Complicazioni comuni:

  • Ritenzione urinaria. Studi internazionali hanno dimostrato che l’ipertrofia prostatica causa oltre i due terzi dei casi di ritenzione urinaria acuta. Il 15% di coloro che soffrono di ritenzione urinaria acuta sperimentano un altro episodio in futuro, con il 75% che richiede un intervento chirurgico.
  • Ritenzione cronica. Gli uomini con ipertrofia prostatica possono anche sviluppare ritenzione cronica. Si tratta di solito di ritenzione cronica di alta pressione dovuta alle elevate pressioni esercitate dal muscolo detrusore a causa dell’ostruzione del flusso. A causa dell’incapacità di svuotare completamente la vescica, la pressione al suo interno può aumentare. Tutto ciò può provocare idronefrosi e deterioramento della funzione renale fino ad arrivare all’insufficienza renale. In questi sottogruppi di pazienti è, quindi necessario effettuare il cateterismo e un intervento chirurgico urgente per alleviare l’ostruzione (TURP).
  • Infezione delle vie urinarie. Si verifica a causa dello svuotamento incompleto della vescica e della presenza di urina stagnante.
  • Ematuria. Si tratta di una complicanza comune nell’ipertrofia prostatica benigna. Si verifica infatti un aumento della vascolarizzazione che può provocare la comparsa di sanguinamento. È stato dimostrato che la finasteride riduce la densità dei vasi e può aiutare a gestire l’ematuria correlata all’ipertrofia prostatica benigna.
  • Calcoli vescicali.

Altre complicazioni possono insorgere a seguito del cateterismo per la gestione della LUTS nell’ipertrofia prostatica benigna e includono:

  • Complicanze del catetere a lungo termine (cateteri bloccati, ritenzione, ematuria, infezione delle vie urinarie);
  • Ritenzione urinaria.

Che fare?

Sicuramente è molto importante affrontare i fattori di rischio modificabili come per esempio lo stile di vita, la perdita di peso, la riduzione dell’assunzione della caffeina e il miglioramento del controllo del diabete.

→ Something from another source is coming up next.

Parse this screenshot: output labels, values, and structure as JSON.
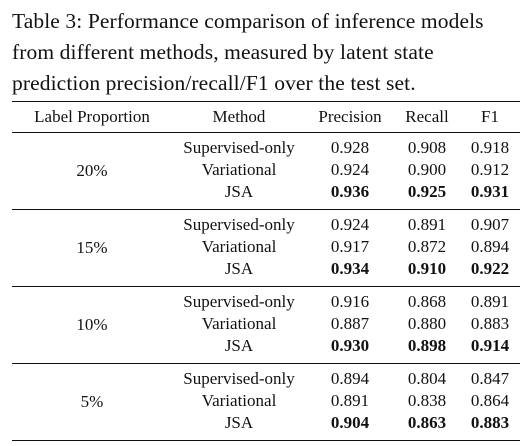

Pertanto, tutto ciò può aiutare a ridurre il rischio di doversi sottoporre all’intervento chirurgico in futuro. Se il paziente è gestito con cateteri a lungo termine o autocateterismo intermittente è fondamentale il mantenimento di una buona igiene e bisogna avere particolare cura del catetere per prevenire le infezioni del tratto urinario.